Python’s `enumerate` function is a useful tool for iterating over a sequence while keeping track of the index of the current item. This can be particularly helpful when working with lists, tuples, and other iterable objects. But what about when you’re working in C++? Is there an equivalent to `enumerate` in C++?

The short answer is no, there is no built-in `enumerate` function in C++. However, there are a few different ways you can achieve similar functionality.

One option is to use a traditional `for` loop and manually keep track of the index. For example:

std::vector my_vector = {1, 2, 3, 4, 5};

for (int i = 0; i < my_vector.size(); i++) { int current_item = my_vector[i]; // do something with current_item and i } ``` In this example, we're using a `for` loop to iterate over the vector `my_vector`. We're manually keeping track of the index using the variable `i`, and we're accessing the current item using the square bracket notation (`my_vector[i]`). Another option is to use the `std::transform` function along with a lambda function to create a new sequence that includes both the original item and its index. For example: ```cpp std::vector my_vector = {1, 2, 3, 4, 5};
std::vector> indexed_vector;

std::transform(my_vector.begin(), my_vector.end(), std::back_inserter(indexed_vector),
[](int item, int index) {
return std::make_pair(item, index);

for (auto pair : indexed_vector) {
int current_item = pair.first;
int current_index = pair.second;
// do something with current_item and current_index

In this example, we’re using `std::transform` to create a new vector called `indexed_vector`. The lambda function we pass to `std::transform` takes two arguments: the current item and its index. The lambda function returns a `std::pair` object that includes both the item and its index. We then iterate over `indexed_vector` using a range-based `for` loop and access the current item and index using the `first` and `second` members of the `std::pair` object.

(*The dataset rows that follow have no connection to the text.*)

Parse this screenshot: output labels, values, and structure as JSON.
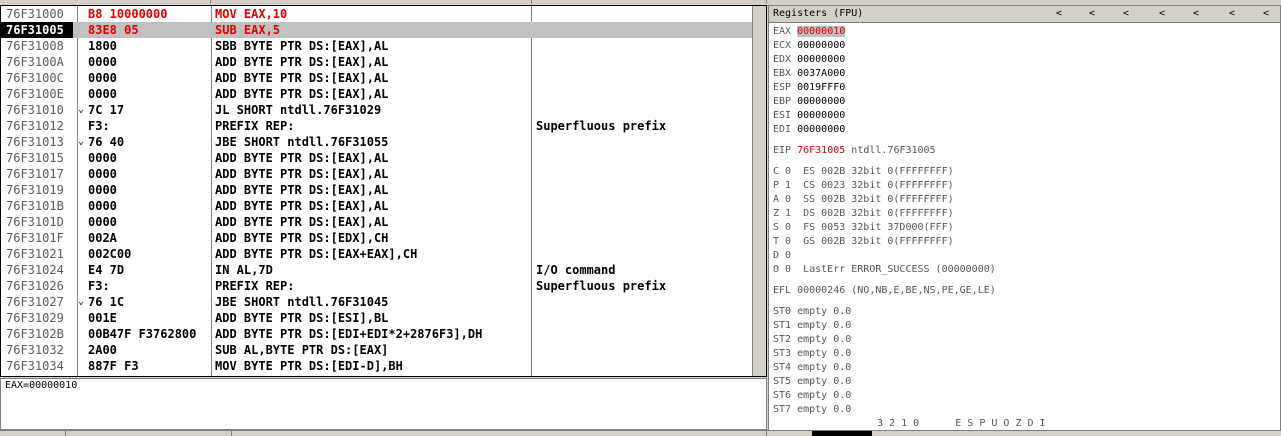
{
  "disasm": {
    "rows": [
      {
        "addr": "76F31000",
        "hex": "B8 10000000",
        "dis": "MOV EAX,10",
        "cmt": "",
        "jmp": "",
        "color": "red"
      },
      {
        "addr": "76F31005",
        "hex": "83E8 05",
        "dis": "SUB EAX,5",
        "cmt": "",
        "jmp": "",
        "color": "red",
        "current": true
      },
      {
        "addr": "76F31008",
        "hex": "1800",
        "dis": "SBB BYTE PTR DS:[EAX],AL",
        "cmt": "",
        "jmp": ""
      },
      {
        "addr": "76F3100A",
        "hex": "0000",
        "dis": "ADD BYTE PTR DS:[EAX],AL",
        "cmt": "",
        "jmp": ""
      },
      {
        "addr": "76F3100C",
        "hex": "0000",
        "dis": "ADD BYTE PTR DS:[EAX],AL",
        "cmt": "",
        "jmp": ""
      },
      {
        "addr": "76F3100E",
        "hex": "0000",
        "dis": "ADD BYTE PTR DS:[EAX],AL",
        "cmt": "",
        "jmp": ""
      },
      {
        "addr": "76F31010",
        "hex": "7C 17",
        "dis": "JL SHORT ntdll.76F31029",
        "cmt": "",
        "jmp": "⌄"
      },
      {
        "addr": "76F31012",
        "hex": "F3:",
        "dis": "PREFIX REP:",
        "cmt": "Superfluous prefix",
        "jmp": ""
      },
      {
        "addr": "76F31013",
        "hex": "76 40",
        "dis": "JBE SHORT ntdll.76F31055",
        "cmt": "",
        "jmp": "⌄"
      },
      {
        "addr": "76F31015",
        "hex": "0000",
        "dis": "ADD BYTE PTR DS:[EAX],AL",
        "cmt": "",
        "jmp": ""
      },
      {
        "addr": "76F31017",
        "hex": "0000",
        "dis": "ADD BYTE PTR DS:[EAX],AL",
        "cmt": "",
        "jmp": ""
      },
      {
        "addr": "76F31019",
        "hex": "0000",
        "dis": "ADD BYTE PTR DS:[EAX],AL",
        "cmt": "",
        "jmp": ""
      },
      {
        "addr": "76F3101B",
        "hex": "0000",
        "dis": "ADD BYTE PTR DS:[EAX],AL",
        "cmt": "",
        "jmp": ""
      },
      {
        "addr": "76F3101D",
        "hex": "0000",
        "dis": "ADD BYTE PTR DS:[EAX],AL",
        "cmt": "",
        "jmp": ""
      },
      {
        "addr": "76F3101F",
        "hex": "002A",
        "dis": "ADD BYTE PTR DS:[EDX],CH",
        "cmt": "",
        "jmp": ""
      },
      {
        "addr": "76F31021",
        "hex": "002C00",
        "dis": "ADD BYTE PTR DS:[EAX+EAX],CH",
        "cmt": "",
        "jmp": ""
      },
      {
        "addr": "76F31024",
        "hex": "E4 7D",
        "dis": "IN AL,7D",
        "cmt": "I/O command",
        "jmp": ""
      },
      {
        "addr": "76F31026",
        "hex": "F3:",
        "dis": "PREFIX REP:",
        "cmt": "Superfluous prefix",
        "jmp": ""
      },
      {
        "addr": "76F31027",
        "hex": "76 1C",
        "dis": "JBE SHORT ntdll.76F31045",
        "cmt": "",
        "jmp": "⌄"
      },
      {
        "addr": "76F31029",
        "hex": "001E",
        "dis": "ADD BYTE PTR DS:[ESI],BL",
        "cmt": "",
        "jmp": ""
      },
      {
        "addr": "76F3102B",
        "hex": "00B47F F3762800",
        "dis": "ADD BYTE PTR DS:[EDI+EDI*2+2876F3],DH",
        "cmt": "",
        "jmp": ""
      },
      {
        "addr": "76F31032",
        "hex": "2A00",
        "dis": "SUB AL,BYTE PTR DS:[EAX]",
        "cmt": "",
        "jmp": ""
      },
      {
        "addr": "76F31034",
        "hex": "887F F3",
        "dis": "MOV BYTE PTR DS:[EDI-D],BH",
        "cmt": "",
        "jmp": ""
      }
    ]
  },
  "info": {
    "text": "EAX=00000010"
  },
  "registers": {
    "title": "Registers (FPU)",
    "arrows": [
      "<",
      "<",
      "<",
      "<",
      "<",
      "<",
      "<"
    ],
    "gp": [
      {
        "name": "EAX",
        "value": "00000010",
        "changed": true
      },
      {
        "name": "ECX",
        "value": "00000000"
      },
      {
        "name": "EDX",
        "value": "00000000"
      },
      {
        "name": "EBX",
        "value": "0037A000"
      },
      {
        "name": "ESP",
        "value": "0019FFF0"
      },
      {
        "name": "EBP",
        "value": "00000000"
      },
      {
        "name": "ESI",
        "value": "00000000"
      },
      {
        "name": "EDI",
        "value": "00000000"
      }
    ],
    "eip": {
      "name": "EIP",
      "value": "76F31005",
      "comment": "ntdll.76F31005"
    },
    "flags": [
      "C 0  ES 002B 32bit 0(FFFFFFFF)",
      "P 1  CS 0023 32bit 0(FFFFFFFF)",
      "A 0  SS 002B 32bit 0(FFFFFFFF)",
      "Z 1  DS 002B 32bit 0(FFFFFFFF)",
      "S 0  FS 0053 32bit 37D000(FFF)",
      "T 0  GS 002B 32bit 0(FFFFFFFF)",
      "D 0",
      "O 0  LastErr ERROR_SUCCESS (00000000)"
    ],
    "efl": "EFL 00000246 (NO,NB,E,BE,NS,PE,GE,LE)",
    "fpu": [
      "ST0 empty 0.0",
      "ST1 empty 0.0",
      "ST2 empty 0.0",
      "ST3 empty 0.0",
      "ST4 empty 0.0",
      "ST5 empty 0.0",
      "ST6 empty 0.0",
      "ST7 empty 0.0"
    ],
    "fpu_footer": "3 2 1 0      E S P U O Z D I"
  }
}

While there is no direct equivalent to Python’s `enumerate` function in C++, there are several ways to achieve similar functionality using traditional `for` loops or the `std::transform` function.

Equivalent of Python enumerate in C++

In conclusion, the equivalent of Python’s enumerate function in C++ is the std::enumerate function. This function is part of the C++20 standard library and allows for easy iteration over a range of elements while also keeping track of the index. The std::enumerate function is a powerful tool for C++ developers who want to simplify their code and make it more readable. By using this function, developers can avoid the need for manual index tracking and focus on the logic of their code. Overall, the std::enumerate function is a valuable addition to the C++ language and is sure to be a useful tool for developers for years to come.